Чжи-Ган улыбнулся. Если Цзин-Ли боялся одного вида западных очков, то как же он тогда отнесется к его белой жене? А ведь именно Цзин-Ли предложил взять ее с собой на лодку. Правда, он преследовал вполне определенную цель — хотел, чтобы никто не видел, как ее казнят. Он и представить себе не мог, что Чжи-Ган сохранит этой женщине жизнь. У самого палача не хватило бы смелости убить ее, несмотря на то что он отдал такой приказ.
Чжи-Ган сидел, прислонившись к мачте. В какой-то момент он вдруг резко подался вперед, пытаясь разглядеть что-то своими близорукими глазами. Его внимание привлекли неясные силуэты, внезапно появившиеся на корме. Однако он не увидел ничего странного и не услышал никаких подозрительных звуков — ни женских криков, ни ругательств. Не услышал он и тихого плеска воды.

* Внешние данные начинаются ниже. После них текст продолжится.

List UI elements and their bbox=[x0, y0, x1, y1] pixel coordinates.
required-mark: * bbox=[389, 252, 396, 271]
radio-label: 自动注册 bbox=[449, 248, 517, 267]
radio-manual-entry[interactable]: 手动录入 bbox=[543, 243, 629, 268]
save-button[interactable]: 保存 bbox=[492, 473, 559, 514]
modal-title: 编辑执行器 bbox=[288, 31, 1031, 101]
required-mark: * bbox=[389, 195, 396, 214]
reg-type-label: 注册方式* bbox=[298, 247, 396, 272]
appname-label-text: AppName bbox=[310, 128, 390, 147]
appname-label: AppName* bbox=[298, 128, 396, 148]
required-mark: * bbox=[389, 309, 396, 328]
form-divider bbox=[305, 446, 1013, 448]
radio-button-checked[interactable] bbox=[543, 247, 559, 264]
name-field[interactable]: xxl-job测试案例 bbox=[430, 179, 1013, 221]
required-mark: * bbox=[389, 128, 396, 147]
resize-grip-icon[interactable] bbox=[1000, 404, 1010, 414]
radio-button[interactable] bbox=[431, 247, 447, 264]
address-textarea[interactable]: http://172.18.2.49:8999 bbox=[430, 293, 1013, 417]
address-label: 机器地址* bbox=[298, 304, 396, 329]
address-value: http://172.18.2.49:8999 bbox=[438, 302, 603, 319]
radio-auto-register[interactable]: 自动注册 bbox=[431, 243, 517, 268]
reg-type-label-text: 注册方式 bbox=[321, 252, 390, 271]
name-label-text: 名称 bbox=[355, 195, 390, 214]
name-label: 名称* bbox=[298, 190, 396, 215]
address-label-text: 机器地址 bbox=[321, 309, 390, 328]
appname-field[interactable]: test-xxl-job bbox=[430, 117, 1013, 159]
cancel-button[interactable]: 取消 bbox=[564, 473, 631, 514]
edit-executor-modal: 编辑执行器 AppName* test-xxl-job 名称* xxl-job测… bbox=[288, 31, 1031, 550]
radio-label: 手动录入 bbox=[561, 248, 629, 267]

Вскочив на ноги, он быстро побежал вперед, перепрыгивая через лежавший на палубе бамбуковый канат. Он двигался по палубе почти на ощупь. Ему пришлось много времени провести на этой лодке, поэтому он знал каждую дощечку, каждый мостик на палубе. Когда же он оказался на корме, то его охватил какой-то панический ужас.
— Цзин-Ли! — испуганно закричал он, совершенно не заботясь о том, что это проявление беспомощности и страха может повредить его репутации. — Цзин-Ли!
— Я здесь! — отозвался его друг и, подбежав к Чжи-Гану, упал перед ним на колени. Он почтительно склонил голову, коснувшись палубы. В его действиях не было ничего необычного. Он вел себя так, как и подобает верному слуге. Но он был явно раздражен.
— Чем ты занимался? — требовательно спросил Чжи-Ган.
— Выполнял ваши приказания, господин. Наполнил водой ванну, принес шелковый халат, — ответил Цзин-Ли и осмелился слегка приподнять голову. Он молчал, однако выражение его лица было красноречивее всяких слов. Его слуга пребывал в состоянии полного замешательства.
Чжи-Ган прищурился, пытаясь вглядеться в лицо друга.
— Чем ты занимался? — снова спросил он, понизив голос до шепота.
Цзин-Ли нехотя произнес:
— Тем, что у меня получается лучше всего. — Видя, что Чжи-Ган продолжает молчать, слуга решил во всем признаться. — Я подглядывал, — прошептал он.
Чжи-Ган нахмурился, пытаясь понять, о чем он говорит. Когда же до него дошел смысл слов Цзин-Ли, он почувствовал себя полным тупицей. Конечно же, в крошечной комнатке, находившейся на верхней палубе, имелись маленькие смотровые отверстия. Ведь ее стены были сделаны из бамбуковых циновок! Цзин-Ли нашел эти небольшие отверстия и через них подглядывал в спальню Чжи-Гана. Так вот, значит, чем он занимался! Его слуга шпионил. Однако нужно заметить, что только благодаря его таланту они избежали смерти и не сидели сейчас под арестом вместе с императором в Летнем дворце, а выполняли важное поручение и плыли на лодке в один из южных портов. Но Чжи-Гана это все-таки разозлило.
— Где именно? — сердито спросил он. Схватив Цзин-Ли за руку, он заставил его встать с колен. — Покажи мне.
— Вы ведь господин, — прошептал Цзин-Ли. — Это недостойно… — пробормотал он, хотя прекрасно понимал, что Чжи-Гана уже не остановить. Тяжело вздохнув, слуга повел его к маленькой комнатке.